= 1924 Kenyan general election =

General elections were held in Kenya Colony on 2 April 1924. The elections were the first under a new Constitution which saw suffrage extended to Indians and Arabs, who were allotted five and one elected seat in the Legislative Council respectively, alongside the eleven elected seats for the white population, although appointed members were still the majority. Whilst all adult Indian residents were given the right to vote, in the Arab community only men literate in Arabic or Swahili and resident in the country for two years were enfranchised, as the community had requested that women not be given the right to vote. One member was appointed to represent the majority black population.

The Reform Party was one of the parties to contest the election in the white community.

==Results==
Despite their enfranchisement, the Indian community boycotted the election after their leaders forbade registration in protest at being placed on a separate roll to the White voters and the small number of seats given to Indians relative to Whites.

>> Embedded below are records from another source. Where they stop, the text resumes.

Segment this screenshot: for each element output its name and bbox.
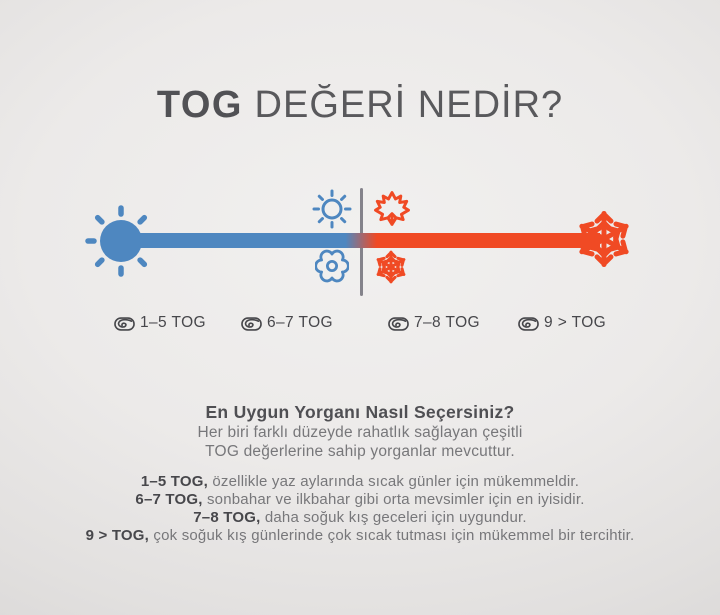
duvet-roll-icon — [388, 316, 409, 331]
tog-item-prefix: 1–5 TOG, — [140, 473, 209, 490]
tog-description-item: 6–7 TOG, sonbahar ve ilkbahar gibi orta … — [0, 491, 720, 509]
tog-item-text: sonbahar ve ilkbahar gibi orta mevsimler… — [202, 490, 585, 508]
tog-item-prefix: 6–7 TOG, — [135, 490, 203, 508]
tog-range-label: 6–7 TOG — [241, 314, 333, 332]
tog-range-text: 7–8 TOG — [414, 314, 480, 331]
snowflake-icon — [573, 208, 635, 270]
page-title-rest: DEĞERİ NEDİR? — [242, 84, 564, 126]
maple-leaf-icon — [372, 189, 412, 229]
snowflake-icon — [373, 249, 409, 285]
info-line: TOG değerlerine sahip yorganlar mevcuttu… — [205, 442, 515, 460]
page-title-bold: TOG — [156, 84, 243, 126]
info-line: Her biri farklı düzeyde rahatlık sağlaya… — [197, 424, 523, 441]
tog-item-text: daha soğuk kış geceleri için uygundur. — [260, 508, 527, 526]
duvet-roll-icon — [518, 316, 539, 331]
tog-description-item: 9 > TOG, çok soğuk kış günlerinde çok sı… — [0, 527, 720, 545]
tog-range-text: 9 > TOG — [544, 314, 607, 331]
tog-range-text: 1–5 TOG — [140, 314, 206, 331]
tog-range-text: 6–7 TOG — [267, 314, 333, 331]
tog-item-text: çok soğuk kış günlerinde çok sıcak tutma… — [149, 526, 635, 544]
page-title: TOG DEĞERİ NEDİR? — [0, 84, 720, 127]
tog-description-item: 1–5 TOG, özellikle yaz aylarında sıcak g… — [0, 473, 720, 491]
tog-range-label: 7–8 TOG — [388, 314, 480, 332]
flower-icon — [314, 249, 350, 283]
tog-range-label: 1–5 TOG — [114, 314, 206, 332]
tog-range-label: 9 > TOG — [518, 314, 606, 332]
sun-outline-icon — [311, 188, 353, 230]
duvet-roll-icon — [241, 316, 262, 331]
tog-description-list: 1–5 TOG, özellikle yaz aylarında sıcak g… — [0, 473, 720, 545]
tog-description-item: 7–8 TOG, daha soğuk kış geceleri için uy… — [0, 509, 720, 527]
info-heading: En Uygun Yorganı Nasıl Seçersiniz? — [205, 402, 515, 422]
tog-item-prefix: 7–8 TOG, — [193, 508, 261, 526]
warm-to-cold-gradient-bar — [120, 233, 600, 248]
tog-item-prefix: 9 > TOG, — [85, 526, 150, 544]
tog-item-text: özellikle yaz aylarında sıcak günler içi… — [208, 473, 580, 490]
info-paragraph: Her biri farklı düzeyde rahatlık sağlaya… — [0, 424, 720, 461]
duvet-roll-icon — [114, 316, 135, 331]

As a result no Indians took their seats in the Council.

European seats
| Constituency | Candidate | Votes | % | Notes |
| Coast | Robert Robertson-Eustace | Unopposed |  | Re-elected |
| Kenya | Reginald Berkeley Cole | Unopposed |  | Re-elected |
| Kikuyu | Walter MacLellan Wilson | Unopposed |  | Elected |
| Lake | Conway Harvey | Unopposed |  | Re-elected |
| Mombasa | Percival Clarke |  |  | Elected |
| Alexander Morrison |  |  |  |
| Nairobi North | Hamilton Ward | Unopposed |  | Re-elected |
| Nairobi South | Helmuth Schwartze |  |  | Elected |
| James Riddell |  |  |  |
| Thomas Wood |  |  | Defeated |
| Plateau North | John Coney | Unopposed |  | Re-elected |
| Plateau South | Thomas O'Shea |  |  | Elected |
| George Cruickshank Griffiths |  |  |  |
| Rift Valley | Hugh Cholmondeley | Unopposed |  | Re-elected |
| Ukamba | William Northrup McMillan | Unopposed |  | Re-elected |
Arab seat
| Hamed Mohamed bin Issa |  | Unopposed |  | Elected |
Source: Kenya Gazette, Hansard

===Appointed members===

| Position | Member |
Ex officio members
| Attorney General | Robert William Lyall Grant |
| Chief Native Commissioner | Gerald Verner Maxwell |
| Colonial Secretary | Edward Brandis Denham |
| Commissioner of Customs | Edgar George Bale |
| Commissioner of Lands | Humphrey Trice Martin |
| Director of Agriculture | Ernest Harrison |
| Director of Public Works | Howard Lecky Sikes |
| Principal Medical Officer | John Langton Gilks |
| Treasurer | Reginald Clifton Grannum |
| Uganda Railway General Manager | Godfrey Dean Rhodes |
Appointed officials
| Chief Veterinary Officer | A G Doherty |
| Conservator of Forests | Edward Battiscombe |
| Director of Education | James Russell Orr |
| Director of Land Surveys | Arthur George Baker |
| Lilawi for the Coast | Ali bin Salim |
| Officer Commanding Troops | J M Llewellyn |
| Postmaster General | Thomas Fitzgerald |
| Senior Commissioner, Kikuyu | John Owen Webley Hope |
| Senior Commissioner, Nairobi | Francis Stuart Forbes Traill |
| Solicitor General | Ivan Llewlleyn Owen Gower |
Appointed unofficial members
| Member to represent African interests | John Arthur |
Source: Hansard

==Aftermath==
The newly elected Legislative Council met for the first time on 14 May 1924.